Title: Relish: My Life in the Kitchen
Author: Lucy Knisley
Lucy Knisley grew up a daughter of two self-professed foodies. From her very early years in New York City, to her childhood in rural upstate New York, raising chickens and helping out at her mom’s catered events, to college in Chicago and travels abroad, Knisley’s life was shaped and enriched by food. Relish is a love letter not only to her favorite meals and recipes, but a love letter to the way food played a part in her most important and cherished memories.
I thought this graphic memoir was very cute. The style of the illustrations was colorful and fun but not so cartoony that I could forget that the book was a memoir. I also liked the way the book was structured; each chapter was a separate memory Knisley experienced where food played a major role. At the end of each chapter she gave us a drawn recipe, some of which sounded really good. As we went through the book and Knsiley’s life it was very easy to appreciate how central a part food played in the lives’ of her parents and hers’. With a mother who owns a catering business and a father whose hobby is eating at five-star restaurants, Knisley’s upbringing was influenced by food in a way and manner much different then my own. Although I have memories of special dinners and celebrations where food played a big role and although we have several ‘family’ recipes and meals that I am fond of and hold a special place in my heart, I can’t look back at my life and relate my most poignant memories through food. Knisely can and does to wonderful effect in this book. I thought it was interesting to see just how a certain lifestyle or manner of upbringing can shape the lens through which you view and think about the events of your life.
Some of the chapters in the book I did care for more than others- the Mexico trip and the chapter about her leaving home and attending college in Chicago were my favorites, I think. But I did enjoy the whole book and it made for a nice afternoon of reading. That being said, that’s all the book was for me: nice. I don’t read many graphic novels, much less graphic memoirs, and this was a nice change of pace and I’m happy to have read it. I would recommend to those looking to step into reading graphic memoirs or who enjoy reading about food but I won’t be singing its’ praises from the nearest cafe’s rooftop. Knisley wrote and had published a previous graphic memoir, French Milk, which is about six weeks she spent in Paris, along with a couple of other works. I had heard of French Milk before but I hadn’t realized it was by the same person as Relish. If I see it or any of her other works while browsing the shelves at the library I think I would be inclined to pick it up and save it for a rainy afternoon but I don’t think I will go out actively looking for them.

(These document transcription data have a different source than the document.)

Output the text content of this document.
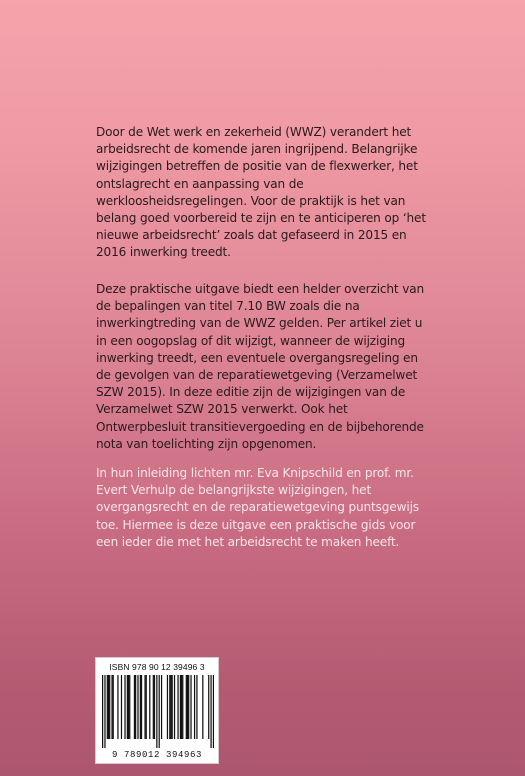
Door de Wet werk en zekerheid (WWZ) verandert het arbeidsrecht de komende jaren ingrijpend. Belangrijke wijzigingen betreffen de positie van de flexwerker, het ontslagrecht en aanpassing van de werkloosheidsregelingen. Voor de praktijk is het van belang goed voorbereid te zijn en te anticiperen op ‘het nieuwe arbeidsrecht’ zoals dat gefaseerd in 2015 en 2016 inwerking treedt.

Deze praktische uitgave biedt een helder overzicht van de bepalingen van titel 7.10 BW zoals die na inwerkingtreding van de WWZ gelden. Per artikel ziet u in een oogopslag of dit wijzigt, wanneer de wijziging inwerking treedt, een eventuele overgangsregeling en de gevolgen van de reparatiewetgeving (Verzamelwet SZW 2015). In deze editie zijn de wijzigingen van de Verzamelwet SZW 2015 verwerkt. Ook het Ontwerpbesluit transitievergoeding en de bijbehorende nota van toelichting zijn opgenomen.

In hun inleiding lichten mr. Eva Knipschild en prof. mr. Evert Verhulp de belangrijkste wijzigingen, het overgangsrecht en de reparatiewetgeving puntsgewijs toe. Hiermee is deze uitgave een praktische gids voor een ieder die met het arbeidsrecht te maken heeft.

ISBN 978 90 12 39496 3
9 789012 394963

That said, I do want to read more graphic memoirs! I’ve read Maus which I thought was very powerful and Persepolis which I also enjoyed but that’s about it. I’ve heard good things about Stiches by David Small, Fun Home by Alison Bechdel, and Can’t We Talk About Something a Little More Pleasant by Rox Chast, which people have been requesting at the library a lot and I’ve been sneaking a random page or two when discharging it. Oh, and Hyperbole and a Half by Allie Brosh. But besides those, I don’t have anymore on my mental ‘Graphic Memoirs To Eventually Read List.’
Can anyone recommend me some good graphic memoirs? What’s your favorite graphic novel?